I have been working as an intern in Speednet company for 1,5 year. During that time I was part of a team that developed Electronic Health Card System. I was responsible for the mobile part of the system written in .NET Compact Framework. I became familiar with software localisation and used MT to automate translation between Polish and English. Apart from that I learned how to use TortoiseSvn and MantisBT.
In my projects I use PostgreSQL and Microsoft SQL Server DBMSes. Recently I also started a course in Oracle. I know .NET technology (windows forms, windows forms ce, wpf, wcf, silverlight) and the basics of JEE (servlets, jsp/jsf, facelets, JPA, JAAS, JMS). I'm also familiar distributted and parallel programming concepts.
I really enjoy leaning languages and I consider myself good at it. I know Polish (mother tongue) English (Cambridge CAE Certificate), German (pre-intermediate level) and some basic Croatian. Whenever I go abroad I always remember to take a language guide with me. Although I never took Czech lessons, because of it's similarity to Polish language, I can understand it quite well. I strongly believe I can manage to successfully realize a translator for this language pair.

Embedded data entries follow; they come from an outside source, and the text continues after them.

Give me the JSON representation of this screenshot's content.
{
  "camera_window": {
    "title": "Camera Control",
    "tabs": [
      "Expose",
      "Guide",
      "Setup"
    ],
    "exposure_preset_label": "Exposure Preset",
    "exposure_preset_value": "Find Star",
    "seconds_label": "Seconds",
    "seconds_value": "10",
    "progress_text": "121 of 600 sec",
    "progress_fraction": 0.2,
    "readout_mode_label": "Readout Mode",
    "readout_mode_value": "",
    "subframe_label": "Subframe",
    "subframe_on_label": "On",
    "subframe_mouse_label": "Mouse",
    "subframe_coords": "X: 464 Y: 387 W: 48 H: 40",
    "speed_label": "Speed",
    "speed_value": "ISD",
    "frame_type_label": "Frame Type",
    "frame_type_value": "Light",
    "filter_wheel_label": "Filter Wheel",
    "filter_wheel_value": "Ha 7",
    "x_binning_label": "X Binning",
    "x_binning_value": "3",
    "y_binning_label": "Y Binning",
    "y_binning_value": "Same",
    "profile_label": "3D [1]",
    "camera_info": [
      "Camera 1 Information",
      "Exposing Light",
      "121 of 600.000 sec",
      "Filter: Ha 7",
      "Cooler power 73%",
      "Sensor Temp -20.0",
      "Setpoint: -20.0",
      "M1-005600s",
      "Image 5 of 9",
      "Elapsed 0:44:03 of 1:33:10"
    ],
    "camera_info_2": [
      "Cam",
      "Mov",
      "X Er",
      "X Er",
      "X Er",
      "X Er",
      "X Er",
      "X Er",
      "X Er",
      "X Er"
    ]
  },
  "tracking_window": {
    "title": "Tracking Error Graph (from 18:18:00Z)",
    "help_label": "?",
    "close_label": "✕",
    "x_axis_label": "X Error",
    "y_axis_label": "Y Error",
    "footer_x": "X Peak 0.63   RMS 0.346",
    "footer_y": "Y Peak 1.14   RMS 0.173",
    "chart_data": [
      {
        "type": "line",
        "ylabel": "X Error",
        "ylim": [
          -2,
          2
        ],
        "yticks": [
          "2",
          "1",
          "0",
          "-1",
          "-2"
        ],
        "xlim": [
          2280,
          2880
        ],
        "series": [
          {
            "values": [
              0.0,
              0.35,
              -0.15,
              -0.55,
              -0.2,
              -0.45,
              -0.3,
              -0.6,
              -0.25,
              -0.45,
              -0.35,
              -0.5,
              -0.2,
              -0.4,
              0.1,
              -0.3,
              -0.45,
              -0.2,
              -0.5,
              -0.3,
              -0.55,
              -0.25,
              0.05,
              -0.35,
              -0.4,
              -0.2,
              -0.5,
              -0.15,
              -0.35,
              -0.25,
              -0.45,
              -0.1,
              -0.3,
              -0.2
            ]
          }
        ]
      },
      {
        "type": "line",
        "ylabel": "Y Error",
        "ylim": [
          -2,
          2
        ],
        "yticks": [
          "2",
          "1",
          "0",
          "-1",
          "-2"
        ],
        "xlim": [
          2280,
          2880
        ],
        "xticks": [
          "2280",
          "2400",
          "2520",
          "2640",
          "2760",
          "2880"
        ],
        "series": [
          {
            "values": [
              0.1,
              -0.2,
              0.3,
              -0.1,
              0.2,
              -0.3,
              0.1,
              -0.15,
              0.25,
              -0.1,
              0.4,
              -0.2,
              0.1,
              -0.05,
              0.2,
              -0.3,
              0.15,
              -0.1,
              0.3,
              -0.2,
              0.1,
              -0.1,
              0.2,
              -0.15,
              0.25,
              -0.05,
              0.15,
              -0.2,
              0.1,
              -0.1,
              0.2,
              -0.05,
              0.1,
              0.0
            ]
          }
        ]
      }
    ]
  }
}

My non-Summer-of-Code plans for the Summer
have no other plans for the Summer than GSoC program. I intended to apply for a job, but if my application is accepted I'll postpone it until the project is completed. The GSoC program begins before my academic year will have ended, therefore I would like to work on the project a bit longer than it is specified - perhaps till the end of August, or even longer. During May and June I will have to combine my studies with developing the project and then I can fully focus on it when my summer break starts in July. I'm sure there won't be any problems with me studying and working on the GSoC project simultaneously as I've already managed to work during 3 semesters of my studies.